Providing you are blessed with good physical and mental health during your 20’s and 30’s then theres time for rebuilding and moving on from a situation that went or goes wrong. (Providing you have the right attitude of course)
40’s and 50’s are a different matter. The pressure is on to get it right! Theres not many chances left and if you are in this position and have every intention of continuing the future years as an entrepreneur then you’ve got to get it right.
So making the right choices and creating the right moves is pretty important. Theres no time to hide behind people that you have engaged and paid for who have already proved themselves to be the problem.
This is the hard bit.
Your instincts are there for a reason. If you feel that they are and have been the problem or contributed in any way to the decision making process that has placed you in your current position. But you feel that they owe you. Or you feel if only that they could just finish this that and the other. Then take control yourself and do whats needed to navigate your way out of this predicament.
We know why some accountants do this. we see it time and time again.
Your company and business if it has any life in it at all and is a worthwhile concept that needs reform then administration is a good way of handing the wheel over to generally an Insolvency Practitioner. (make sure you find a dynamic one, and one who can share your vision and who can demonstrate what the strategy is going to be). An administration is a great way of recovering the companies position.
The alternatives are:
CVA-Company Voluntary Arrangement-Providing 75% of the total amount of debt owed can agree to the proposal then this can be liberating for the company or business.
Company Liquidation- When the business is over and theres no recovery position then a Directors liquidation should be more advantageous. The reason is that you will go through the process of shutting the company down properly. All difficult areas will be covered. This is where Director Protection is critical and will make the absolute difference between a good result with no or marginal complications or you have chosen the wrong liquidator and your world and life as you know it is going to significantly change.

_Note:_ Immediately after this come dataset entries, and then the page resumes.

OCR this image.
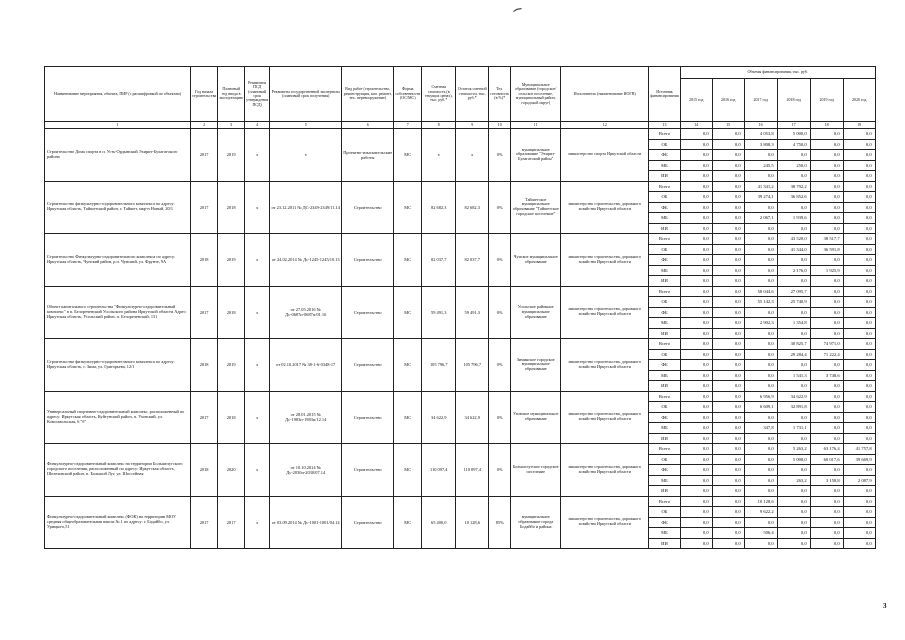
Наименование мероприятия, объекта, ПИР (с расшифровкой по объектам)	Год начала строительства	Плановый год ввода в эксплуатацию	Реквизиты ПСД (плановый срок утверждения ПСД)	Реквизиты государственной экспертизы (плановый срок получения)	Вид работ (строительство, реконструкция, кап. ремонт, тех. перевооружение)	Форма собственности (ОС/МС)	Сметная стоимость (в текущих ценах), тыс. руб.*	Остаток сметной стоимости, тыс. руб.*	Тех. готовность (в %)*	Муниципальное образование (городское/сельское поселение, муниципальный район, городской округ)	Исполнитель (наименование ИОГВ)	Источник финансирования	Объемы финансирования, тыс. руб.					
													2015 год	2016 год	2017 год	2018 год	2019 год	2020 год
1	2	3	4	5	6	7	8	9	10	11	12	13	14	15	16	17	18	19
Строительство Дома спорта в п. Усть-Ордынский Эхирит-Булагатского района	2017	2019	х	х	Проектно-изыскательские работы	МС	х	х	0%	муниципальное образование "Эхирит-Булагатский район"	министерство спорта Иркутской области	Всего	0,0	0,0	4 053,8	5 000,0	0,0	0,0
												ОБ	0,0	0,0	3 808,3	4 750,0	0,0	0,0
												ФБ	0,0	0,0	0,0	0,0	0,0	0,0
												МБ	0,0	0,0	245,5	250,0	0,0	0,0
												ИИ	0,0	0,0	0,0	0,0	0,0	0,0
Строительство физкультурно-оздоровительного комплекса по адресу: Иркутская область, Тайшетский район, г. Тайшет, мкр-н Новый, 20/1	2017	2018	х	от 23.12.2011 № ДС-2349-2349/11.14	Строительство	МС	82 682,3	82 682,3	0%	Тайшетское муниципальное образование "Тайшетское городское поселение"	министерство строительства, дорожного хозяйства Иркутской области	Всего	0,0	0,0	41 341,2	38 792,2	0,0	0,0
												ОБ	0,0	0,0	39 274,1	36 852,6	0,0	0,0
												ФБ	0,0	0,0	0,0	0,0	0,0	0,0
												МБ	0,0	0,0	2 067,1	1 939,6	0,0	0,0
												ИИ	0,0	0,0	0,0	0,0	0,0	0,0
Строительство Физкультурно-оздоровительного комплекса по адресу: Иркутская область, Чунский район, р.п. Чунский, ул. Фрунзе, 9А	2018	2019	х	от 24.02.2014 № Дс-1245-1245/10.13	Строительство	МС	82 037,7	82 037,7	0%	Чунское муниципальное образование	министерство строительства, дорожного хозяйства Иркутской области	Всего	0,0	0,0	0,0	43 520,0	38 517,7	0,0
												ОБ	0,0	0,0	0,0	41 344,0	36 591,8	0,0
												ФБ	0,0	0,0	0,0	0,0	0,0	0,0
												МБ	0,0	0,0	0,0	2 176,0	1 925,9	0,0
												ИИ	0,0	0,0	0,0	0,0	0,0	0,0
Объект капитального строительства "Физкультурно-оздоровительный комплекс" в п. Белореченский Усольского района Иркутской области Адрес: Иркутская область, Усольский район, п. Белореченский, 131	2017	2018	х	от 27.05.2016 № Дс-0687п-0687п/01.16	Строительство	МС	59 491,3	59 491,3	0%	Усольское районное муниципальное образование	министерство строительства, дорожного хозяйства Иркутской области	Всего	0,0	0,0	58 044,6	27 095,7	0,0	0,0
												ОБ	0,0	0,0	55 142,3	25 740,9	0,0	0,0
												ФБ	0,0	0,0	0,0	0,0	0,0	0,0
												МБ	0,0	0,0	2 902,3	1 354,8	0,0	0,0
												ИИ	0,0	0,0	0,0	0,0	0,0	0,0
Строительство физкультурно-оздоровительного комплекса по адресу: Иркутская область, г. Зима, ул. Григорьева, 12/1	2018	2019	х	от 02.10.2017 № 38-1-6-0348-17	Строительство	МС	105 796,7	105 796,7	0%	Зиминское городское муниципальное образование	министерство строительства, дорожного хозяйства Иркутской области	Всего	0,0	0,0	0,0	30 825,7	74 971,0	0,0
												ОБ	0,0	0,0	0,0	29 284,4	71 222,4	0,0
												ФБ	0,0	0,0	0,0	0,0	0,0	0,0
												МБ	0,0	0,0	0,0	1 541,3	3 748,6	0,0
												ИИ	0,0	0,0	0,0	0,0	0,0	0,0
Универсальный спортивно-оздоровительный комплекс, расположенный по адресу: Иркутская область, Куйтунский район, п. Уховский, ул. Комсомольская, 6 "б"	2017	2018	х	от 28.01.2015 № Дс-1983п-1983п/12.14	Строительство	МС	34 622,9	34 622,9	0%	Уховское муниципальное образование	министерство строительства, дорожного хозяйства Иркутской области	Всего	0,0	0,0	6 956,9	34 622,9	0,0	0,0
												ОБ	0,0	0,0	6 609,1	32 891,8	0,0	0,0
												ФБ	0,0	0,0	0,0	0,0	0,0	0,0
												МБ	0,0	0,0	347,8	1 731,1	0,0	0,0
												ИИ	0,0	0,0	0,0	0,0	0,0	0,0
Физкультурно-оздоровительный комплекс на территории Большелугского городского поселения, расположенный по адресу: Иркутская область, Шелеховский район, п. Большой Луг, ул. Шоссейная	2018	2020	х	от 10.10.2014 № Дс-2030п-2030/07.14	Строительство	МС	110 097,4	110 097,4	0%	Большелугское городское поселение	министерство строительства, дорожного хозяйства Иркутской области	Всего	0,0	0,0	0,0	5 263,2	63 176,4	41 757,8
												ОБ	0,0	0,0	0,0	5 000,0	60 017,6	39 669,9
												ФБ	0,0	0,0	0,0	0,0	0,0	0,0
												МБ	0,0	0,0	0,0	263,2	3 158,8	2 087,9
												ИИ	0,0	0,0	0,0	0,0	0,0	0,0
Физкультурно-оздоровительный комплекс (ФОК) на территории МОУ средняя общеобразовательная школа № 1 по адресу: г. Бодайбо, ул. Урицкого,51	2017	2017	х	от 03.09.2014 № Дс-1001-1001/04.14	Строительство	МС	65 400,0	10 128,6	85%	муниципальное образование города Бодайбо и района	министерство строительства, дорожного хозяйства Иркутской области	Всего	0,0	0,0	10 128,6	0,0	0,0	0,0
												ОБ	0,0	0,0	9 622,2	0,0	0,0	0,0
												ФБ	0,0	0,0	0,0	0,0	0,0	0,0
												МБ	0,0	0,0	506,4	0,0	0,0	0,0
												ИИ	0,0	0,0	0,0	0,0	0,0	0,0
3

Don’t be afraid of alienating people if its those very people that have contributed to the current position. I would say that it is critical to make your own decisions. You are the one thats responsible for your company director obligations despite how much you had thought that it was sorted and under control via a 3rd party. Its you!!!
Here’s the important bit:
If your company is facing liquidation and you believe that you have left yourself open and exposed and may need director protection. Then delaying isn’t going to help.
The process with both involuntary and voluntary company liquidation is that reports need to be prepared and submitted to the Secretary of State.
If you lined up 10 Insolvency Practitioners and gave them the same liquidation to manage you would find that they would all have a varying way of dealing with it. Often is the case that they are afraid to speak openly.
They could help and assist you by explaining to you varying options that will help you personally but are unlikely to suggest things that will really help you because they are looking at what is in it for them most of the time.
If you are feeling browbeaten by the process then its critical that you pick yourself up, brush yourself down, figure out a plan and go through the problem areas and speak to someone that can afford the time to give you to ensure you understand everything and the implications of certain actions.
In a nutshell you need a pro active accountancy firm or Insolvency Practitioners. A face to face meeting, a contact telephone number where you can speak to them when you need to.